Hirabayashi mencionou que, ao categorizar e classificar os comentários dos jogadores, percebeu que as preferências dos dois grupos eram diametralmente diferentes. Um exemplo citado foi a questão das "inconvenientes" do jogo, como o sistema de viagem rápida, que é limitado e caro, e as rotinas rígidas dos NPCs que penalizam os jogadores que demoram a completar as missões. Jogadores ocidentais costumam chamar isso de "fricção" e, em geral, parecem apreciar esses elementos, enquanto os jogadores japoneses não são tão favoráveis a eles.

Apesar de existirem jogadores que gostam de ambos os estilos em cada região, Hirabayashi destacou que, em termos gerais, há uma diferença na proporção de preferências.

Os desenvolvedores entenderam que não poderiam atender a um grupo em detrimento do outro. Para encontrar esse equilíbrio, a equipe avaliou se uma determinada funcionalidade se encaixava na identidade de Dragon's Dogma. Hirabayashi afirmou que a fricção intencional não é uma parte central da identidade da sequência; o foco está na sensação de realização ao superar desafios.

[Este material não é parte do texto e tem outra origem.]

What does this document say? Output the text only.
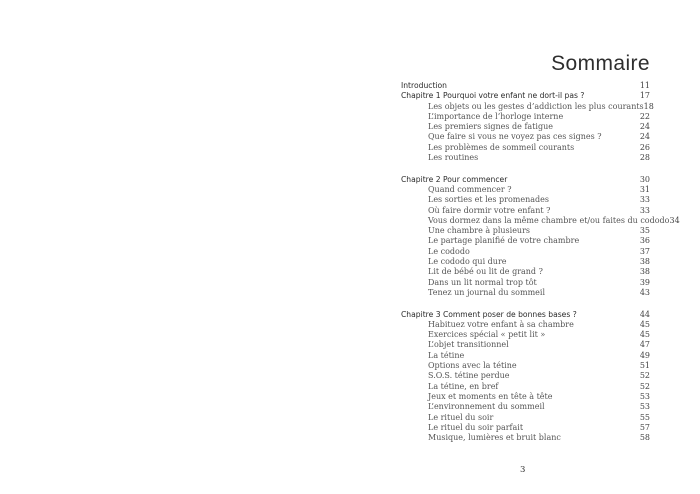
Sommaire
Introduction	11
Chapitre 1 Pourquoi votre enfant ne dort-il pas ?	17
Les objets ou les gestes d’addiction les plus courants 18
L’importance de l’horloge interne	22
Les premiers signes de fatigue	24
Que faire si vous ne voyez pas ces signes ?	24
Les problèmes de sommeil courants	26
Les routines	28
Chapitre 2 Pour commencer	30
Quand commencer ?	31
Les sorties et les promenades	33
Où faire dormir votre enfant ?	33
Vous dormez dans la même chambre et/ou faites du cododo 34
Une chambre à plusieurs	35
Le partage planifié de votre chambre	36
Le cododo	37
Le cododo qui dure	38
Lit de bébé ou lit de grand ?	38
Dans un lit normal trop tôt	39
Tenez un journal du sommeil	43
Chapitre 3 Comment poser de bonnes bases ?	44
Habituez votre enfant à sa chambre	45
Exercices spécial « petit lit »	45
L’objet transitionnel	47
La tétine	49
Options avec la tétine	51
S.O.S. tétine perdue	52
La tétine, en bref	52
Jeux et moments en tête à tête	53
L’environnement du sommeil	53
Le rituel du soir	55
Le rituel du soir parfait	57
Musique, lumières et bruit blanc	58
3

A expansão Dark Arisen, que chega em 9 de outubro para PC, PS5 e Xbox Series X/S, oferece opções aos jogadores, permitindo desativar a personalização de armas e personagens. O modo difícil também estará disponível desde o lançamento da expansão. Além disso, a atualização é vista como uma reformulação de Dragon's Dogma 2, aprimorando muitos dos sistemas mais controversos do jogo.